LYON, David, Jesus in Disneyland: Religion in Postmodern Times.

Cambridge, UK : Polity Press, 2000. (The 188 pages, including 40 pages of foonotes, cost me $42.75 Canadian, inc. tax, and well worth it).

by Robert Brow   (www.brow.on.ca)


This does not offer a philosophical definition of what Postmodernism is (see Lyon's previous Postmodernity, 1994, 1999), and there is no mention of foundationalism. It is strictly a book by a sociologist (Prof. Lyon teaches at Queen's University, Kingston) for sociologists. The image of Disneyland is to capture our modern fragmented consumerism and fantasy world (11) as it is offered through CITs (communication and information technologies, x-xi, 16, 64-65, 102). In this world the old contrasts between religious faith and secularization are no longer valid (ix, 21, 24, 26-28, 137, 140). Sociologists need to view religion as a cultural resource (9, 32-33). Nor is it relevant to define religion as customary behavior (church-going) or cognitive activity (logical beliefs). It has to do with "faith, identity, and noncognitive aspects of life , such as emotion" (23).

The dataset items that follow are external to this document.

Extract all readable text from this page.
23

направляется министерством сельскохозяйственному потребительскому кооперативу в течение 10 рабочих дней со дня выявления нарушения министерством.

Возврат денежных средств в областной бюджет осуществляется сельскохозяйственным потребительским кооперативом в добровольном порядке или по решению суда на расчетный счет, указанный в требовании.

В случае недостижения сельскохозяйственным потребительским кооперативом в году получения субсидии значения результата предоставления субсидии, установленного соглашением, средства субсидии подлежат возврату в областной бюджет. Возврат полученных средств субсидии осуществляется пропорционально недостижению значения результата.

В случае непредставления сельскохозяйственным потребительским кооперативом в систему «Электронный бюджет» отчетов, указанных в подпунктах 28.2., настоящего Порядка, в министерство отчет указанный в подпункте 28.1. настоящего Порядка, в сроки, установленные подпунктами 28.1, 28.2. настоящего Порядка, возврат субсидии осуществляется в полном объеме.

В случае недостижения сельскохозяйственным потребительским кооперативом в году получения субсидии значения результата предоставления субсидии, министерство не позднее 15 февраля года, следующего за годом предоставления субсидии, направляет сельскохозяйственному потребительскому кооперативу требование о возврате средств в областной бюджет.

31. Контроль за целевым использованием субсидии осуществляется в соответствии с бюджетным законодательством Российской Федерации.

Denominations used to be the "bureaucratic organizations" which were "used by social scientists and opinion pollsters as a means of gauging the strength of religion" (48, 139). But we need to include para-church organizations such as Promise Keepers (38), IVCF, educational institutions such as Trinity Western in B.C. and St. Paul's University in Ottawa, Willow Creek Community Church in Chicago, the Crystal Cathredral in California (48-50). Add in all the adherents who watch at home, and those who access the web sites of the Starseed Schools of Melchizedek and every other religious offering on the Internet. "The sacred symbols of religious communication circulate unpredictably, and promiscuously" (72). The Toronto Blessing (Airport Church Community Fellowship in Toronto) quickly had reverberations throughout the world (97). The whole global village turns out to be alive with "faith, spirituality, and the quest for transcendence" (137).

In all this confusion Jesus is popular because "He's a pluralist, he welcomes outsiders, he welcomes women, he is against organized religion, he's for economic justice" (137, a quote from the Globe & Mail, January 2, 1999, A1, A6).

As Christians, what do we do with this confusion? I think Lyon's conclusion is that "The groups that will find a voice will be those that are able to encode their messages, their symbols, in ways that adapt them to the new media" (144). I would want to add that the creativity of the Holy Spirit gives all that we need to relate to that postmodern CIT world. That is what Paul did as he planted communities of the Spirit in every place. And I am sick of people who claim the Lord's church is losing ground.